Bob had worked at GCHQ for many years and had experienced training at Bletchley Park. First he explained how the mansion had been owned by the Leon family, who had entertained lavishly, and extended the original building somewhat eccentrically using architectural styles that they had seen and admired on their European travels. The Leon children didn’t want the mansion on their parents’ deaths and eventually it was sold for £7,500, originally to a builder who planned to build houses on the site.
However, in 1939 a team of British government codebreakers visited, pretending to be a shooting party and decided it was the ideal base for their work outside of London.
There was very high security and it was known as Station X, it employed decoders, translators, bombe operators, analysts and reporters, the majority of staff being women. There were 100 staff in 1940 rising to 10,000 in 1944 and the number of messages at its peak was 18,000 per day.

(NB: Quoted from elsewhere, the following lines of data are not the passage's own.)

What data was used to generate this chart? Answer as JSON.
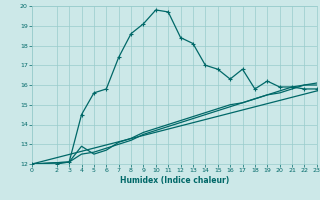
{
  "title": "",
  "xlabel": "Humidex (Indice chaleur)",
  "bg_color": "#cce8e8",
  "line_color": "#006868",
  "grid_color": "#99cccc",
  "xlim": [
    0,
    23
  ],
  "ylim": [
    12,
    20
  ],
  "xticks": [
    0,
    2,
    3,
    4,
    5,
    6,
    7,
    8,
    9,
    10,
    11,
    12,
    13,
    14,
    15,
    16,
    17,
    18,
    19,
    20,
    21,
    22,
    23
  ],
  "yticks": [
    12,
    13,
    14,
    15,
    16,
    17,
    18,
    19,
    20
  ],
  "line1_x": [
    0,
    2,
    3,
    4,
    5,
    6,
    7,
    8,
    9,
    10,
    11,
    12,
    13,
    14,
    15,
    16,
    17,
    18,
    19,
    20,
    21,
    22,
    23
  ],
  "line1_y": [
    12.0,
    12.0,
    12.1,
    14.5,
    15.6,
    15.8,
    17.4,
    18.6,
    19.1,
    19.8,
    19.7,
    18.4,
    18.1,
    17.0,
    16.8,
    16.3,
    16.8,
    15.8,
    16.2,
    15.9,
    15.9,
    15.8,
    15.8
  ],
  "line2_x": [
    0,
    3,
    4,
    5,
    6,
    7,
    8,
    9,
    10,
    11,
    12,
    13,
    14,
    15,
    16,
    17,
    18,
    19,
    20,
    21,
    22,
    23
  ],
  "line2_y": [
    12.0,
    12.1,
    12.9,
    12.5,
    12.7,
    13.1,
    13.3,
    13.6,
    13.8,
    14.0,
    14.2,
    14.4,
    14.6,
    14.8,
    15.0,
    15.1,
    15.3,
    15.5,
    15.7,
    15.9,
    16.0,
    16.0
  ],
  "line3_x": [
    0,
    3,
    4,
    5,
    6,
    7,
    8,
    9,
    10,
    11,
    12,
    13,
    14,
    15,
    16,
    17,
    18,
    19,
    20,
    21,
    22,
    23
  ],
  "line3_y": [
    12.0,
    12.1,
    12.5,
    12.6,
    12.8,
    13.0,
    13.2,
    13.5,
    13.7,
    13.9,
    14.1,
    14.3,
    14.5,
    14.7,
    14.9,
    15.1,
    15.3,
    15.5,
    15.6,
    15.8,
    16.0,
    16.1
  ],
  "line4_x": [
    0,
    23
  ],
  "line4_y": [
    12.0,
    15.7
  ]
}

The Enigma machine was introduced, designed by Arthur Scherbius, which had 158 trillion combinations and the combination was changed each day. A team of Polish codebreakers proved invaluable in helping Britain decode messages using duplicate machines and bombes (computer forerunners).
The first message was decoded in 1941, in 1943 the Lorenz Teleprint Machine was introduced which had 1.6 quadrillion possible settings and by 1944 there were 220 bombes in use. Many highly intelligent people, such as Mavis Batey and Alan Turing, were based there and became famous for their work.
The work was very intensive and top secret and working conditions were unpleasant. By 1952 work had moved to GCHQ and by 1982 everything was declassified.
The vote of thanks was given by Christine Jones and the evening closed with refreshments.
UBWI meets on the second Tuesday of each month at 7.30pm in the Millennium Hall.